Monsieur le président de la commission, monsieur le rapporteur, le Gouvernement a déposé deux amendements, après de nombreux échanges. Il s’agit d’amendements rédactionnels, visant à clarifier une formulation. Nous avions fait une proposition, vous en aviez fait une autre. L’amendement que nous proposons est une fusion intelligente de ces deux propositions. Il s’agit de trouver le meilleur moyen de progresser sur la voie de la sécurité numérique.

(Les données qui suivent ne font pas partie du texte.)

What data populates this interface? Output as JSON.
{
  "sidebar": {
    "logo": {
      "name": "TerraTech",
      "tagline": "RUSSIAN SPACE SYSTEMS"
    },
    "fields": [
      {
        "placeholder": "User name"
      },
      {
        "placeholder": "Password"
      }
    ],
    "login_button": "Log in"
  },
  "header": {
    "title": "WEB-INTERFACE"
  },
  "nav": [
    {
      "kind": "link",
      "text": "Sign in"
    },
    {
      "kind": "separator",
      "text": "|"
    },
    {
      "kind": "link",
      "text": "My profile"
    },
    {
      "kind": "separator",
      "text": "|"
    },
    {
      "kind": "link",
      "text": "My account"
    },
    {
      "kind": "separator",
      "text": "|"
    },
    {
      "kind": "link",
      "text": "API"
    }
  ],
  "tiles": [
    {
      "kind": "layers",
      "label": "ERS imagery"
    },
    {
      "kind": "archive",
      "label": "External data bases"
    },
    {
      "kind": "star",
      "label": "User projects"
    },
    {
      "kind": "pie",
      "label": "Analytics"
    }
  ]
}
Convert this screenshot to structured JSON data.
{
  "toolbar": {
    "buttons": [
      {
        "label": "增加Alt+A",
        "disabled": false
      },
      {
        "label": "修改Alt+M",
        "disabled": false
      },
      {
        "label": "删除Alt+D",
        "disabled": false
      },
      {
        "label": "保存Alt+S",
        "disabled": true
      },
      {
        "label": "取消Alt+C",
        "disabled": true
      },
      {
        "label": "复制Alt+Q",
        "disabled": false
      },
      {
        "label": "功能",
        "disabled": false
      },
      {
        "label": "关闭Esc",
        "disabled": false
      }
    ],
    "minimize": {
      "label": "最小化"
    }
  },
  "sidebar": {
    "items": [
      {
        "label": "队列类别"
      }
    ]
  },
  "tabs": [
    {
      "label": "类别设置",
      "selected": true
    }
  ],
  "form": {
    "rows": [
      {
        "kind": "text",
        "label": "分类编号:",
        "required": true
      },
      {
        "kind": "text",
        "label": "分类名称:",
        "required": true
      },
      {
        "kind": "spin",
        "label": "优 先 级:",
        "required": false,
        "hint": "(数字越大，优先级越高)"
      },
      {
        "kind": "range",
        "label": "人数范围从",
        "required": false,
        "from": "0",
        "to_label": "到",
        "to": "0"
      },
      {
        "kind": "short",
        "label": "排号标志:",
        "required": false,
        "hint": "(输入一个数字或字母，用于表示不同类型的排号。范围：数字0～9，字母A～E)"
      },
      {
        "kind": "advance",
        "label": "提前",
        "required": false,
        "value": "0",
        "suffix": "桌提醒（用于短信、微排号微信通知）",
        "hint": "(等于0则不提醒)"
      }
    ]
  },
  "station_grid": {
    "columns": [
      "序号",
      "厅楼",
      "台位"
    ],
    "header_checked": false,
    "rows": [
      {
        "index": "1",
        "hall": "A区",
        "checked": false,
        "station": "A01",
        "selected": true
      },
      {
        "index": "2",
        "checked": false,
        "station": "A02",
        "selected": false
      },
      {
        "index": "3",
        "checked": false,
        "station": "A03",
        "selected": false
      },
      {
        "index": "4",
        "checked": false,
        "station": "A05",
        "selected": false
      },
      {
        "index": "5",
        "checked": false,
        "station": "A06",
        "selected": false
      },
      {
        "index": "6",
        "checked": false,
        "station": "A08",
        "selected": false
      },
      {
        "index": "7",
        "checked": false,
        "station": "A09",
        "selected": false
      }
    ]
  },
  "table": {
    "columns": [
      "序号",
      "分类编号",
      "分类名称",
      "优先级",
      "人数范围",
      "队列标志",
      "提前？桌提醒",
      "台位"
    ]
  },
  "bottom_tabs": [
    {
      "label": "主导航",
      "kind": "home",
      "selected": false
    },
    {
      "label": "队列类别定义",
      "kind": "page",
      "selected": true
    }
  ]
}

L’augmentation de la sécurité numérique est un enjeu pour tous les Français. Plus globalement, elle est la condition essentielle de la confiance des Français dans la transformation numérique que nous sommes en train de vivre, dans ses volets à la fois économique et public. Il n’y aura pas de transformation numérique de l’État, des services publics et de l’économie, pas d’émergence de start-ups et de PME si les Français n’ont pas l’assurance que l’État a augmenté le niveau de sécurité.

Ce sujet, mesdames, messieurs les sénateurs, n’est pas seulement technique, il est également économique et sociétal. Peu de journalistes m’ont interrogé à ce sujet jusqu’à présent, mais je suis certain que, très bientôt, les gens poseront tous des questions sur ce projet de loi. (Applaudissements sur les travées du groupe La République En Marche, du groupe du Rassemblement Démocratique et Social Européen et du groupe Union Centriste.)